One post zeroes in on the ASML angle specifically, noting that members who've traded the Dutch semiconductor equipment company while sitting on committees with technology or trade oversight create an information asymmetry question worth asking. McCaul does show ASML-adjacent activity in the broader disclosure record, though the structured data for this piece flags no ASML position in the most recent 15 trades.
Foreign Affairs does cover export controls, technology transfer policy, and the chip-war diplomacy that's made ASML a geopolitical flashpoint. That's closer to his actual lane than any banking bill he's voted on this spring. The Venn diagram between "House Foreign Affairs" and "semiconductor export policy" is not two non-overlapping circles.
The Broader Pattern
Fifty-six trades in 90 days works out to roughly one disclosed trade every 1.6 calendar days. That pace puts McCaul well above the typical congressional disclosure cadence, where many members file a handful of trades per quarter or route everything through a blind trust to avoid the conversation entirely.

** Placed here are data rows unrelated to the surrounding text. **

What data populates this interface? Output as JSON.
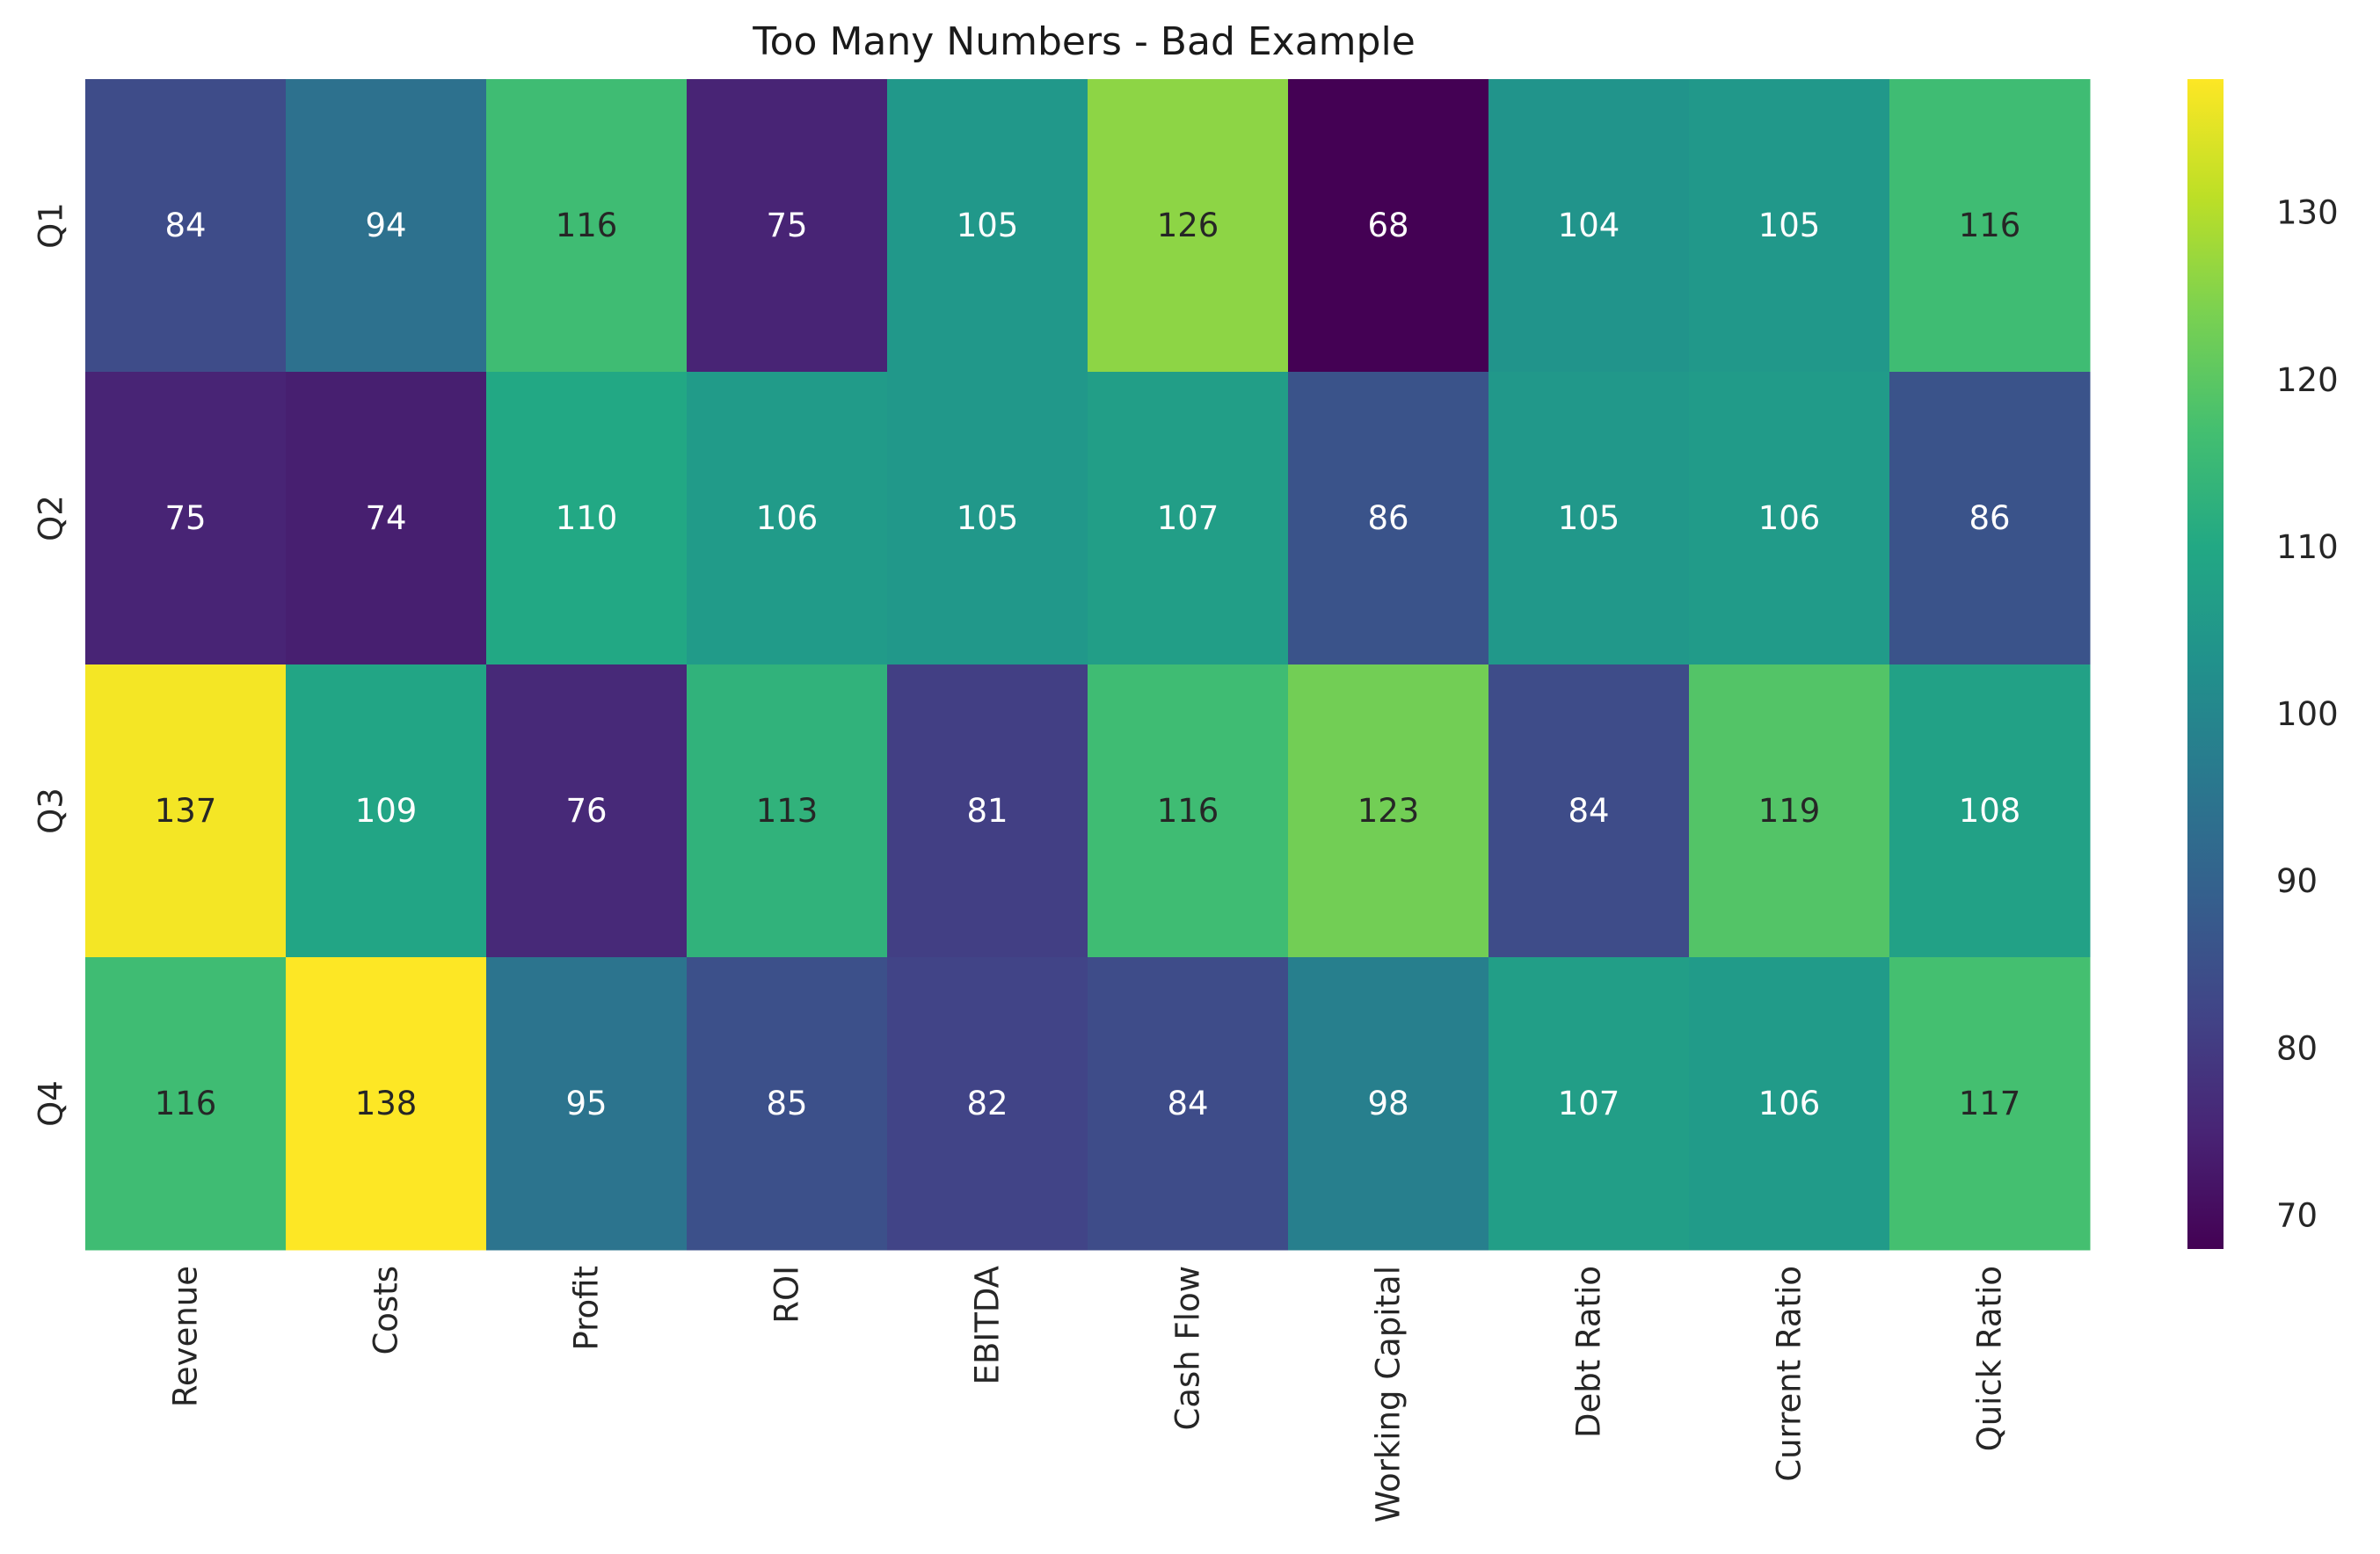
{
  "chart_data": {
    "type": "heatmap",
    "title": "Too Many Numbers - Bad Example",
    "colormap": "viridis",
    "x_categories": [
      "Revenue",
      "Costs",
      "Profit",
      "ROI",
      "EBITDA",
      "Cash Flow",
      "Working Capital",
      "Debt Ratio",
      "Current Ratio",
      "Quick Ratio"
    ],
    "y_categories": [
      "Q1",
      "Q2",
      "Q3",
      "Q4"
    ],
    "values": [
      [
        84,
        94,
        116,
        75,
        105,
        126,
        68,
        104,
        105,
        116
      ],
      [
        75,
        74,
        110,
        106,
        105,
        107,
        86,
        105,
        106,
        86
      ],
      [
        137,
        109,
        76,
        113,
        81,
        116,
        123,
        84,
        119,
        108
      ],
      [
        116,
        138,
        95,
        85,
        82,
        84,
        98,
        107,
        106,
        117
      ]
    ],
    "colorbar": {
      "min": 68,
      "max": 138,
      "ticks": [
        70,
        80,
        90,
        100,
        110,
        120,
        130
      ]
    },
    "xlabel": "",
    "ylabel": "",
    "grid": false,
    "legend": "none"
  }
}
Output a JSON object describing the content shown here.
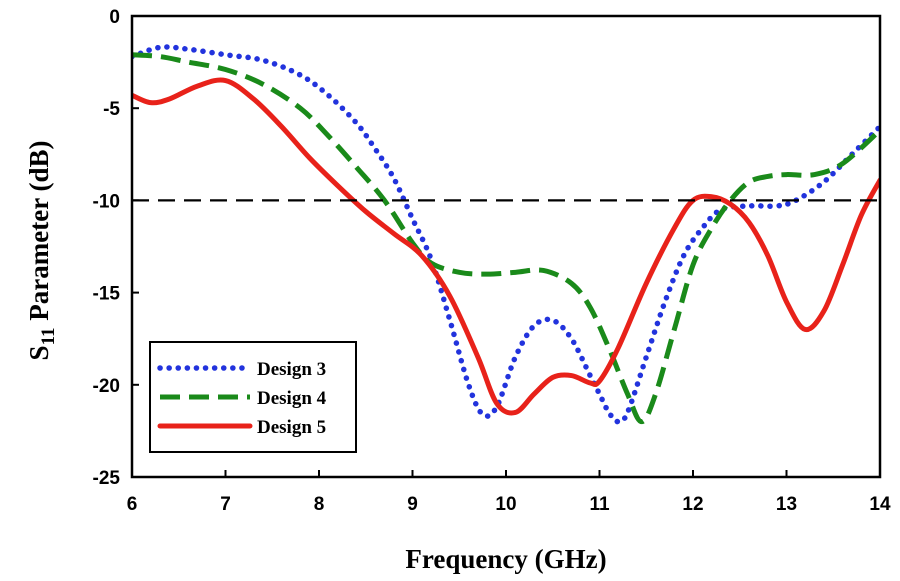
{
  "chart_data": {
    "type": "line",
    "title": "",
    "xlabel": "Frequency (GHz)",
    "ylabel_main": "S",
    "ylabel_sub": "11",
    "ylabel_rest": " Parameter (dB)",
    "xlim": [
      6,
      14
    ],
    "ylim": [
      -25,
      0
    ],
    "xticks": [
      6,
      7,
      8,
      9,
      10,
      11,
      12,
      13,
      14
    ],
    "yticks": [
      0,
      -5,
      -10,
      -15,
      -20,
      -25
    ],
    "grid": false,
    "reference_line": {
      "y": -10,
      "style": "dashed",
      "color": "#000000"
    },
    "legend_position": "lower-left",
    "series": [
      {
        "name": "Design 3",
        "style": "dotted",
        "color": "#2233dd",
        "x": [
          6.0,
          6.3,
          6.6,
          7.0,
          7.4,
          7.8,
          8.1,
          8.4,
          8.6,
          8.8,
          9.0,
          9.2,
          9.4,
          9.6,
          9.75,
          9.9,
          10.1,
          10.3,
          10.5,
          10.7,
          10.9,
          11.0,
          11.1,
          11.2,
          11.3,
          11.5,
          11.7,
          11.9,
          12.1,
          12.3,
          12.6,
          12.9,
          13.1,
          13.4,
          13.7,
          14.0
        ],
        "values": [
          -2.2,
          -1.7,
          -1.8,
          -2.1,
          -2.4,
          -3.2,
          -4.3,
          -5.8,
          -7.2,
          -8.8,
          -11.0,
          -13.2,
          -16.5,
          -20.0,
          -21.6,
          -21.2,
          -18.5,
          -16.8,
          -16.5,
          -17.5,
          -19.5,
          -20.5,
          -21.5,
          -22.0,
          -21.5,
          -18.5,
          -15.5,
          -13.0,
          -11.5,
          -10.5,
          -10.3,
          -10.3,
          -10.0,
          -9.0,
          -7.5,
          -6.0
        ]
      },
      {
        "name": "Design 4",
        "style": "dashed",
        "color": "#1a8a1a",
        "x": [
          6.0,
          6.3,
          6.6,
          7.0,
          7.4,
          7.8,
          8.1,
          8.4,
          8.7,
          9.0,
          9.2,
          9.5,
          9.8,
          10.1,
          10.4,
          10.7,
          10.9,
          11.1,
          11.3,
          11.45,
          11.6,
          11.8,
          12.0,
          12.2,
          12.4,
          12.6,
          12.8,
          13.0,
          13.3,
          13.6,
          14.0
        ],
        "values": [
          -2.1,
          -2.2,
          -2.5,
          -2.9,
          -3.7,
          -5.0,
          -6.5,
          -8.2,
          -10.0,
          -12.3,
          -13.4,
          -13.9,
          -14.0,
          -13.9,
          -13.8,
          -14.5,
          -15.8,
          -18.0,
          -20.5,
          -22.0,
          -20.5,
          -17.0,
          -13.5,
          -11.5,
          -10.0,
          -9.0,
          -8.7,
          -8.6,
          -8.6,
          -8.0,
          -6.2
        ]
      },
      {
        "name": "Design 5",
        "style": "solid",
        "color": "#e8221a",
        "x": [
          6.0,
          6.2,
          6.4,
          6.7,
          7.0,
          7.3,
          7.6,
          7.9,
          8.2,
          8.5,
          8.8,
          9.1,
          9.4,
          9.7,
          9.9,
          10.1,
          10.3,
          10.5,
          10.7,
          10.9,
          11.0,
          11.2,
          11.5,
          11.8,
          12.0,
          12.2,
          12.4,
          12.6,
          12.8,
          13.0,
          13.2,
          13.4,
          13.6,
          13.8,
          14.0
        ],
        "values": [
          -4.3,
          -4.7,
          -4.5,
          -3.8,
          -3.5,
          -4.5,
          -6.0,
          -7.7,
          -9.2,
          -10.6,
          -11.8,
          -13.0,
          -15.2,
          -18.5,
          -21.0,
          -21.5,
          -20.5,
          -19.6,
          -19.5,
          -19.9,
          -19.8,
          -18.0,
          -14.5,
          -11.5,
          -10.0,
          -9.8,
          -10.2,
          -11.2,
          -13.0,
          -15.5,
          -17.0,
          -16.0,
          -13.5,
          -10.8,
          -8.9
        ]
      }
    ]
  }
}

McCaul's disclosed trades span energy (EQT, Shell, Chevron, GE Vernova), payments (Mastercard, Visa), industrial materials (Vulcan Materials), healthcare (Humana), financial data (S&P Global), enterprise software (Workday, Intuit, ServiceNow), and semiconductors. It's a generalist portfolio run at a trader's pace.
The mean alpha of negative 1.3% on 119 scored trades says he's not systematically printing money off these positions. The 52-for-119 win rate says he's right less than half the time. His three best trades in the sample, HUM, NSIT, and TER, carry no committee overlap and no attached vote. His three worst trades were all sales in energy names that subsequently rallied.
What the filings don't contain: any indication of who is executing these trades, whether they're directed or discretionary, or what information, if any, informs the timing. The STOCK Act requires disclosure. It does not require explanation.
McCaul's full disclosure record is public. Fifty-six trades, 90 days, a Foreign Affairs chairman who rotates between natural gas producers and payments processors at a clip that would make a retail day trader feel validated. Take that for what it's worth.